Настало лето. Вслед за Сэмом разъехались и остальные. Уилсона пригласили преподавать английский в старшую школу в Филадельфии. Вивиан и Роан вместе уехали в Нью-Йорк. Вивиан собиралась устроиться официанткой в тот же ресторан, где работала раньше, а Роан получил место редактора в рекламной фирме. Дэвиду, единственному из всех, дали стипендию в каком-то учебном заведении на Юге, к занятиям он должен был приступить в сентябре.
Мы с Чарли много гуляли. Он снова нашел работу – занимался ландшафтным дизайном и ходил на встречи анонимных наркоманов. Не употреблял. И даже траву почти не курил. Никогда еще на моей памяти он не был в завязке так долго.
Мы даже сходили на свидание в «Мемориал Юнион Террас». Пришлось отстоять в очереди, но потом Чарли купил нам мороженое, мы ели его на причале и наблюдали, как народ катается на лодках и байдарках, как студенты расслабляются на огромных плавучих подиумах. Голоса и смех разносились над водой, как музыка. Озеро Мендота отливало жемчужно-голубым. Такое тихое, не то что зимой, когда о берега разбивались яростные, почти океанские волны, а в самые лютые морозы поверхность промерзала так, что на нее мог бы приземлиться небольшой самолет.

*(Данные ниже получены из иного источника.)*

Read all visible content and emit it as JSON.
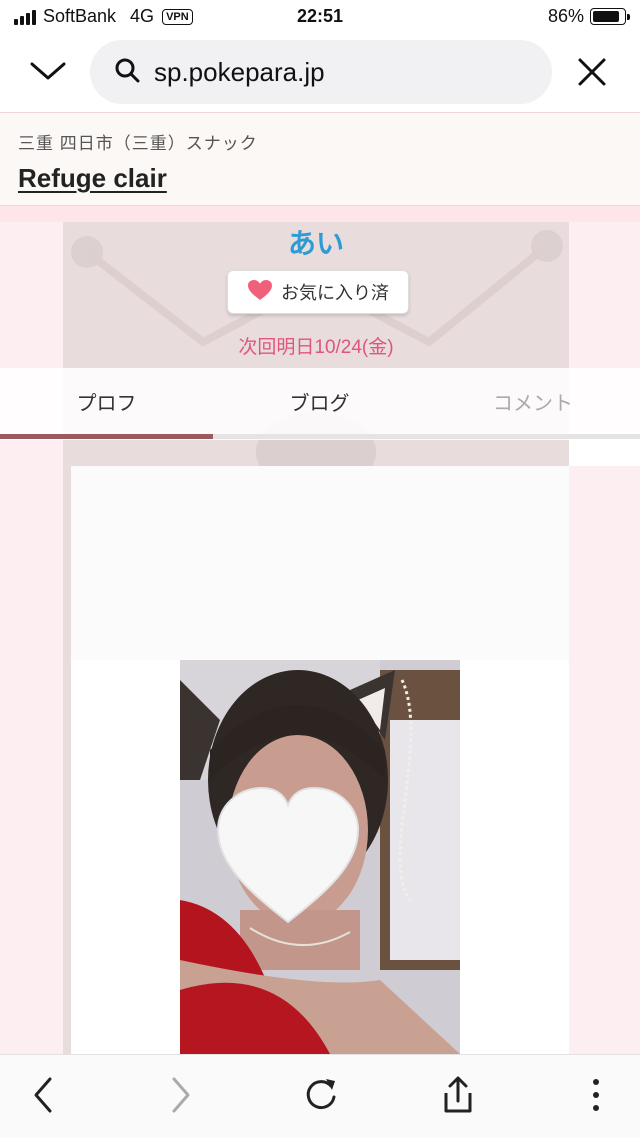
{
  "status_bar": {
    "carrier": "SoftBank",
    "network": "4G",
    "vpn": "VPN",
    "time": "22:51",
    "battery": "86%",
    "battery_level": 0.86
  },
  "browser": {
    "url": "sp.pokepara.jp",
    "icons": {
      "collapse": "chevron-down-icon",
      "search": "search-icon",
      "close": "close-icon"
    }
  },
  "site": {
    "breadcrumb": "三重 四日市（三重）スナック",
    "shop_name": "Refuge clair"
  },
  "profile": {
    "name": "あい",
    "favorite_label": "お気に入り済",
    "next_shift": "次回明日10/24(金)"
  },
  "tabs": [
    {
      "label": "プロフ",
      "active": true
    },
    {
      "label": "ブログ",
      "active": false
    },
    {
      "label": "コメント",
      "active": false
    }
  ],
  "photo": {
    "icon": "heart-sticker-icon"
  },
  "toolbar": {
    "icons": [
      "back-icon",
      "forward-icon",
      "reload-icon",
      "share-icon",
      "more-icon"
    ]
  },
  "colors": {
    "name": "#2d9bd4",
    "next_shift": "#e0567a",
    "heart": "#f0607a",
    "tab_indicator": "#9a5a5e"
  }
}
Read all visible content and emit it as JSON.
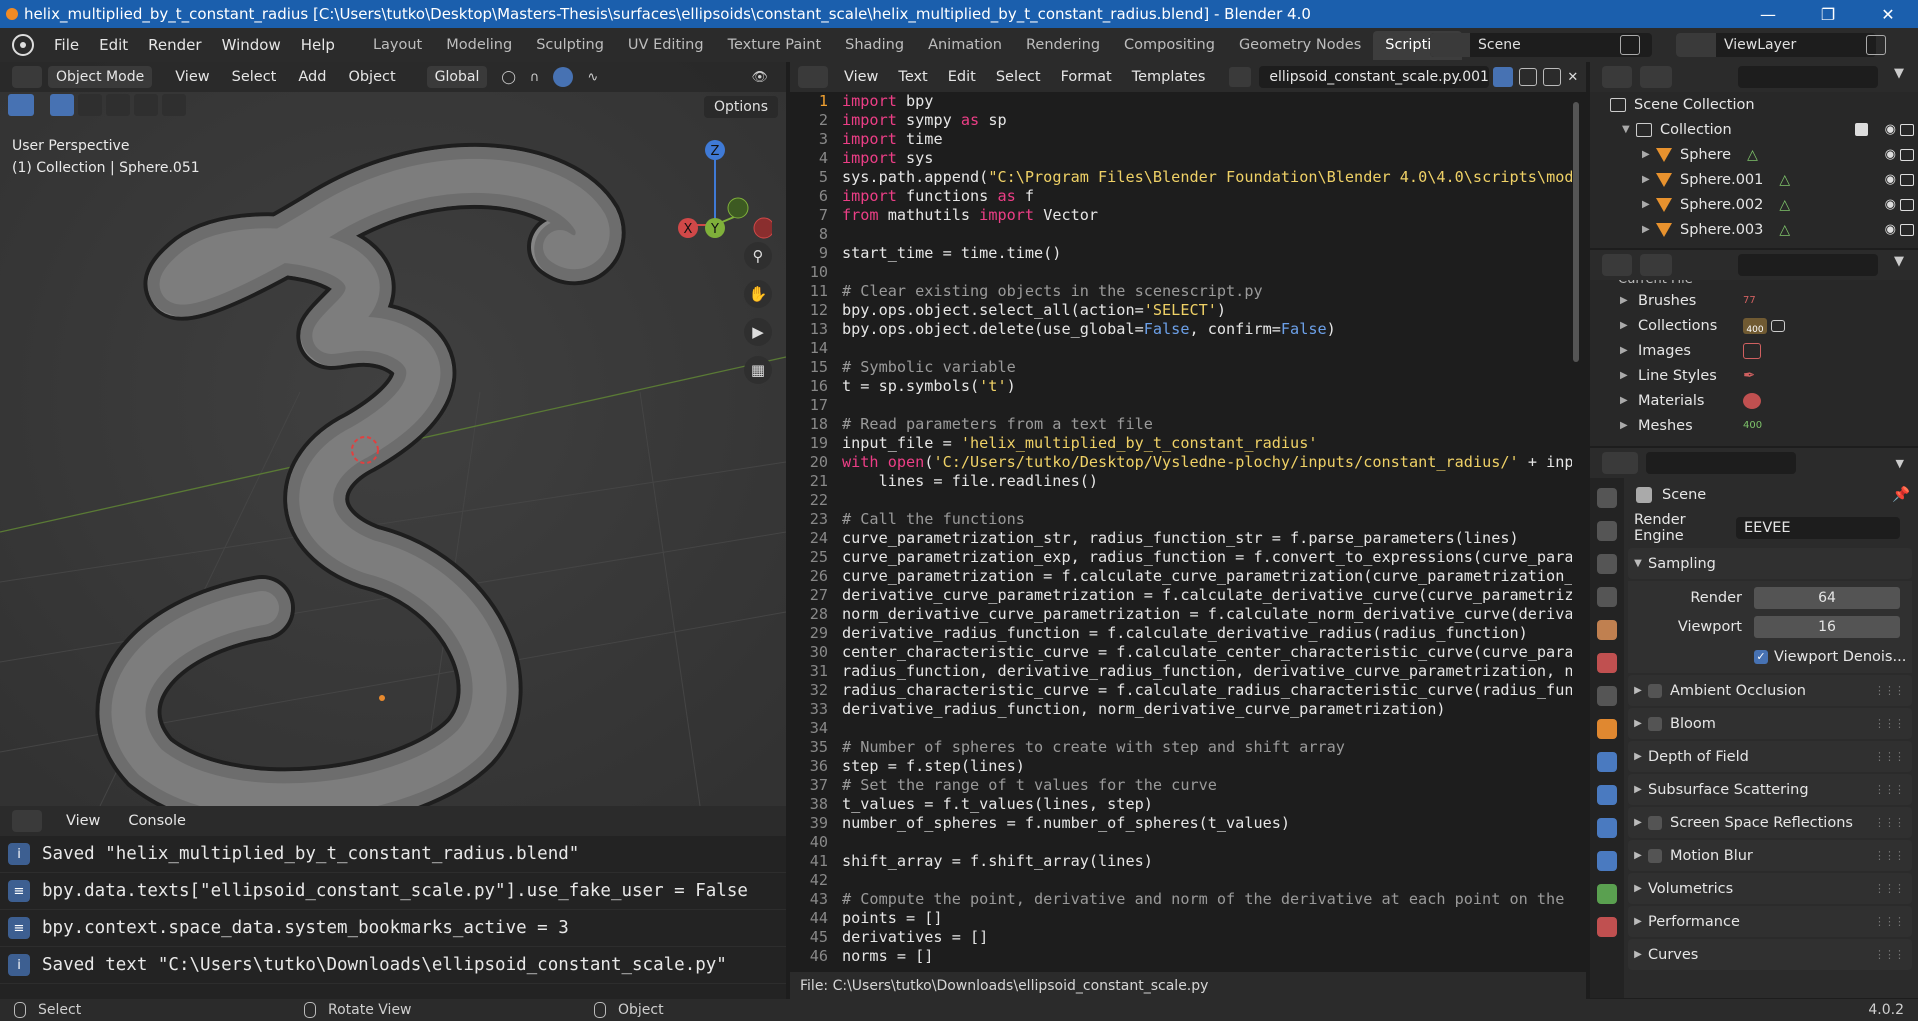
{
  "window": {
    "title": "helix_multiplied_by_t_constant_radius [C:\\Users\\tutko\\Desktop\\Masters-Thesis\\surfaces\\ellipsoids\\constant_scale\\helix_multiplied_by_t_constant_radius.blend] - Blender 4.0",
    "minimize": "—",
    "maximize": "❐",
    "close": "✕"
  },
  "menu": [
    "File",
    "Edit",
    "Render",
    "Window",
    "Help"
  ],
  "workspaces": [
    "Layout",
    "Modeling",
    "Sculpting",
    "UV Editing",
    "Texture Paint",
    "Shading",
    "Animation",
    "Rendering",
    "Compositing",
    "Geometry Nodes",
    "Scripting"
  ],
  "active_workspace": "Scripting",
  "scene_name": "Scene",
  "view_layer": "ViewLayer",
  "viewport": {
    "mode": "Object Mode",
    "menus": [
      "View",
      "Select",
      "Add",
      "Object"
    ],
    "orientation": "Global",
    "options": "Options",
    "info_line1": "User Perspective",
    "info_line2": "(1) Collection | Sphere.051",
    "gizmo": {
      "z": "Z",
      "y": "Y",
      "x": "X"
    }
  },
  "console": {
    "menus": [
      "View",
      "Console"
    ],
    "lines": [
      {
        "icon": "info-icon",
        "text": "Saved \"helix_multiplied_by_t_constant_radius.blend\""
      },
      {
        "icon": "operator-icon",
        "text": "bpy.data.texts[\"ellipsoid_constant_scale.py\"].use_fake_user = False"
      },
      {
        "icon": "operator-icon",
        "text": "bpy.context.space_data.system_bookmarks_active = 3"
      },
      {
        "icon": "info-icon",
        "text": "Saved text \"C:\\Users\\tutko\\Downloads\\ellipsoid_constant_scale.py\""
      }
    ]
  },
  "editor": {
    "menus": [
      "View",
      "Text",
      "Edit",
      "Select",
      "Format",
      "Templates"
    ],
    "file_name": "ellipsoid_constant_scale.py.001",
    "footer": "File: C:\\Users\\tutko\\Downloads\\ellipsoid_constant_scale.py",
    "lines": [
      "import bpy",
      "import sympy as sp",
      "import time",
      "import sys",
      "sys.path.append(\"C:\\Program Files\\Blender Foundation\\Blender 4.0\\4.0\\scripts\\modu",
      "import functions as f",
      "from mathutils import Vector",
      "",
      "start_time = time.time()",
      "",
      "# Clear existing objects in the scenescript.py",
      "bpy.ops.object.select_all(action='SELECT')",
      "bpy.ops.object.delete(use_global=False, confirm=False)",
      "",
      "# Symbolic variable",
      "t = sp.symbols('t')",
      "",
      "# Read parameters from a text file",
      "input_file = 'helix_multiplied_by_t_constant_radius'",
      "with open('C:/Users/tutko/Desktop/Vysledne-plochy/inputs/constant_radius/' + inpu",
      "    lines = file.readlines()",
      "",
      "# Call the functions",
      "curve_parametrization_str, radius_function_str = f.parse_parameters(lines)",
      "curve_parametrization_exp, radius_function = f.convert_to_expressions(curve_param",
      "curve_parametrization = f.calculate_curve_parametrization(curve_parametrization_e",
      "derivative_curve_parametrization = f.calculate_derivative_curve(curve_parametriza",
      "norm_derivative_curve_parametrization = f.calculate_norm_derivative_curve(derivat",
      "derivative_radius_function = f.calculate_derivative_radius(radius_function)",
      "center_characteristic_curve = f.calculate_center_characteristic_curve(curve_param",
      "radius_function, derivative_radius_function, derivative_curve_parametrization, no",
      "radius_characteristic_curve = f.calculate_radius_characteristic_curve(radius_func",
      "derivative_radius_function, norm_derivative_curve_parametrization)",
      "",
      "# Number of spheres to create with step and shift array",
      "step = f.step(lines)",
      "# Set the range of t values for the curve",
      "t_values = f.t_values(lines, step)",
      "number_of_spheres = f.number_of_spheres(t_values)",
      "",
      "shift_array = f.shift_array(lines)",
      "",
      "# Compute the point, derivative and norm of the derivative at each point on the c",
      "points = []",
      "derivatives = []",
      "norms = []"
    ]
  },
  "outliner": {
    "root": "Scene Collection",
    "collection": "Collection",
    "items": [
      "Sphere",
      "Sphere.001",
      "Sphere.002",
      "Sphere.003"
    ]
  },
  "file_browser": {
    "header_partial": "Current File",
    "items": [
      {
        "label": "Brushes",
        "badge": "77"
      },
      {
        "label": "Collections",
        "badge": "400"
      },
      {
        "label": "Images",
        "badge": ""
      },
      {
        "label": "Line Styles",
        "badge": ""
      },
      {
        "label": "Materials",
        "badge": ""
      },
      {
        "label": "Meshes",
        "badge": "400"
      }
    ]
  },
  "properties": {
    "context": "Scene",
    "render_engine_label": "Render Engine",
    "render_engine": "EEVEE",
    "sampling": "Sampling",
    "render_label": "Render",
    "render_value": "64",
    "viewport_label": "Viewport",
    "viewport_value": "16",
    "denoise_label": "Viewport Denois...",
    "panels": [
      "Ambient Occlusion",
      "Bloom",
      "Depth of Field",
      "Subsurface Scattering",
      "Screen Space Reflections",
      "Motion Blur",
      "Volumetrics",
      "Performance",
      "Curves"
    ]
  },
  "status": {
    "items": [
      "Select",
      "Rotate View",
      "Object"
    ],
    "version": "4.0.2"
  },
  "colors": {
    "accent": "#4772b3",
    "title_bar": "#1b5fad",
    "keyword": "#ec3e86",
    "string": "#efd166",
    "comment": "#9a9a9a",
    "builtin": "#6ca0e8"
  }
}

Мы с Чарли сидели на дальнем конце пирса и болтали ногами в воде.
– Чарли, – сказала я. – Давай сфотографируемся.
Мы обнялись, я переключила камеру телефона в режим «селфи» и сняла нас. Потом отклонилась и принялась фотографировать одного Чарли. Через пару минут он закурил, а я стала рассматривать снимки. К мороженому Чарли почти не притронулся.

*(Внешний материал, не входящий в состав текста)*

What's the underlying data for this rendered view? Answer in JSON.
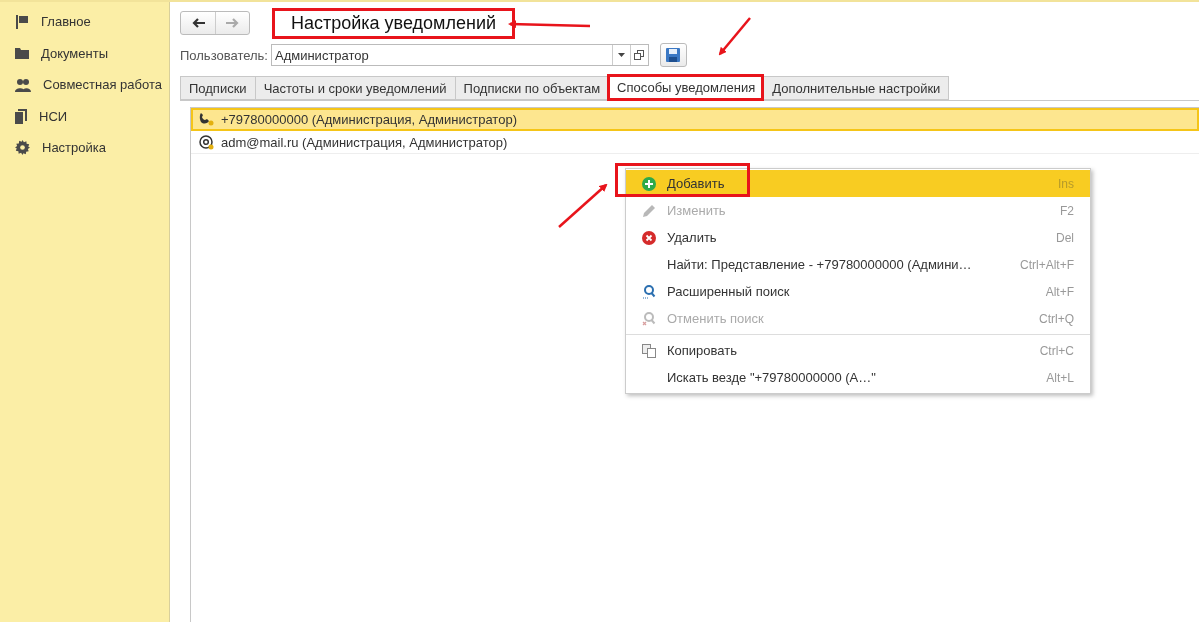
{
  "sidebar": {
    "items": [
      {
        "label": "Главное"
      },
      {
        "label": "Документы"
      },
      {
        "label": "Совместная работа"
      },
      {
        "label": "НСИ"
      },
      {
        "label": "Настройка"
      }
    ]
  },
  "form": {
    "title": "Настройка уведомлений",
    "title_highlighted": true,
    "user_label": "Пользователь:",
    "user_value": "Администратор",
    "tabs": [
      {
        "label": "Подписки",
        "selected": false,
        "highlighted": false
      },
      {
        "label": "Частоты и сроки уведомлений",
        "selected": false,
        "highlighted": false
      },
      {
        "label": "Подписки по объектам",
        "selected": false,
        "highlighted": false
      },
      {
        "label": "Способы уведомления",
        "selected": true,
        "highlighted": true
      },
      {
        "label": "Дополнительные настройки",
        "selected": false,
        "highlighted": false
      }
    ],
    "rows": [
      {
        "text": "+79780000000 (Администрация, Администратор)",
        "selected": true
      },
      {
        "text": "adm@mail.ru (Администрация, Администратор)",
        "selected": false
      }
    ]
  },
  "context_menu": {
    "items": [
      {
        "kind": "item",
        "label": "Добавить",
        "shortcut": "Ins",
        "disabled": false,
        "selected": true,
        "highlighted": true
      },
      {
        "kind": "item",
        "label": "Изменить",
        "shortcut": "F2",
        "disabled": true,
        "selected": false,
        "highlighted": false
      },
      {
        "kind": "item",
        "label": "Удалить",
        "shortcut": "Del",
        "disabled": false,
        "selected": false,
        "highlighted": false
      },
      {
        "kind": "item",
        "label": "Найти: Представление - +79780000000 (Админи…",
        "shortcut": "Ctrl+Alt+F",
        "disabled": false,
        "selected": false,
        "highlighted": false
      },
      {
        "kind": "item",
        "label": "Расширенный поиск",
        "shortcut": "Alt+F",
        "disabled": false,
        "selected": false,
        "highlighted": false
      },
      {
        "kind": "item",
        "label": "Отменить поиск",
        "shortcut": "Ctrl+Q",
        "disabled": true,
        "selected": false,
        "highlighted": false
      },
      {
        "kind": "separator"
      },
      {
        "kind": "item",
        "label": "Копировать",
        "shortcut": "Ctrl+C",
        "disabled": false,
        "selected": false,
        "highlighted": false
      },
      {
        "kind": "item",
        "label": "Искать везде \"+79780000000 (А…\"",
        "shortcut": "Alt+L",
        "disabled": false,
        "selected": false,
        "highlighted": false
      }
    ]
  }
}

Редко так случалось, чтобы я чувствовала себя на одной волне с окружающей обстановкой, с другими людьми. Но в тот момент меня переполняло счастье.

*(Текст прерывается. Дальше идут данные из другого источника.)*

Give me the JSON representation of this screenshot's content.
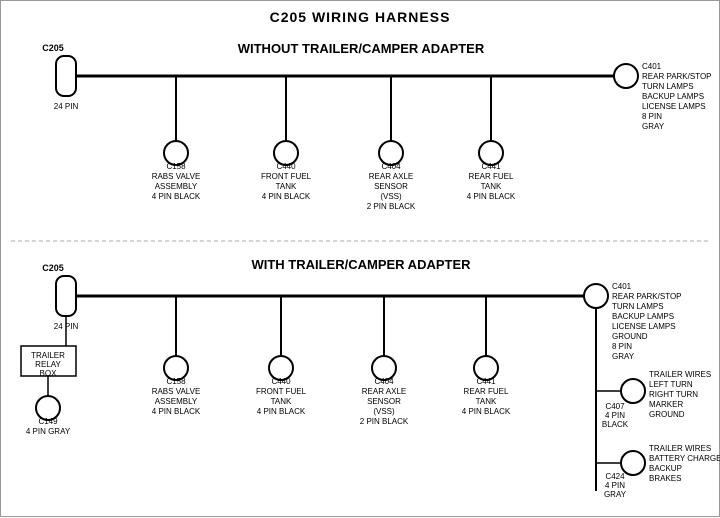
{
  "title": "C205 WIRING HARNESS",
  "top_section": {
    "label": "WITHOUT TRAILER/CAMPER ADAPTER",
    "left_connector": {
      "id": "C205",
      "pins": "24 PIN"
    },
    "right_connector": {
      "id": "C401",
      "pins": "8 PIN",
      "color": "GRAY",
      "desc": "REAR PARK/STOP\nTURN LAMPS\nBACKUP LAMPS\nLICENSE LAMPS"
    },
    "connectors": [
      {
        "id": "C158",
        "desc": "RABS VALVE\nASSEMBLY\n4 PIN BLACK"
      },
      {
        "id": "C440",
        "desc": "FRONT FUEL\nTANK\n4 PIN BLACK"
      },
      {
        "id": "C404",
        "desc": "REAR AXLE\nSENSOR\n(VSS)\n2 PIN BLACK"
      },
      {
        "id": "C441",
        "desc": "REAR FUEL\nTANK\n4 PIN BLACK"
      }
    ]
  },
  "bottom_section": {
    "label": "WITH TRAILER/CAMPER ADAPTER",
    "left_connector": {
      "id": "C205",
      "pins": "24 PIN"
    },
    "right_connector": {
      "id": "C401",
      "pins": "8 PIN",
      "color": "GRAY",
      "desc": "REAR PARK/STOP\nTURN LAMPS\nBACKUP LAMPS\nLICENSE LAMPS\nGROUND"
    },
    "extra_left": {
      "box_label": "TRAILER\nRELAY\nBOX",
      "connector": {
        "id": "C149",
        "pins": "4 PIN GRAY"
      }
    },
    "connectors": [
      {
        "id": "C158",
        "desc": "RABS VALVE\nASSEMBLY\n4 PIN BLACK"
      },
      {
        "id": "C440",
        "desc": "FRONT FUEL\nTANK\n4 PIN BLACK"
      },
      {
        "id": "C404",
        "desc": "REAR AXLE\nSENSOR\n(VSS)\n2 PIN BLACK"
      },
      {
        "id": "C441",
        "desc": "REAR FUEL\nTANK\n4 PIN BLACK"
      }
    ],
    "right_extra": [
      {
        "id": "C407",
        "pins": "4 PIN",
        "color": "BLACK",
        "desc": "TRAILER WIRES\nLEFT TURN\nRIGHT TURN\nMARKER\nGROUND"
      },
      {
        "id": "C424",
        "pins": "4 PIN",
        "color": "GRAY",
        "desc": "TRAILER WIRES\nBATTERY CHARGE\nBACKUP\nBRAKES"
      }
    ]
  }
}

Я придвинулась ближе к Чарли и обняла его за плечи.
– По правде говоря, в такие дни мне обычно бывает одиноко. Люди встречаются, веселятся с друзьями. Я же не особенно хорошо вписываюсь в компании. Но с тобой я как будто тоже становлюсь частью чего-то.
Он швырнул окурок в воду.
– Мне кажется, у нас с тобой может получиться что-то особенное. Вместе мы на многое способны.
– Правда?
– Мы уже столько всего пережили. И так сильно любим друг друга. С тобой я становлюсь другим. Я и сам не знал, что я такой. – Он кивнул на мой телефон. – Посмотри на эти фотки.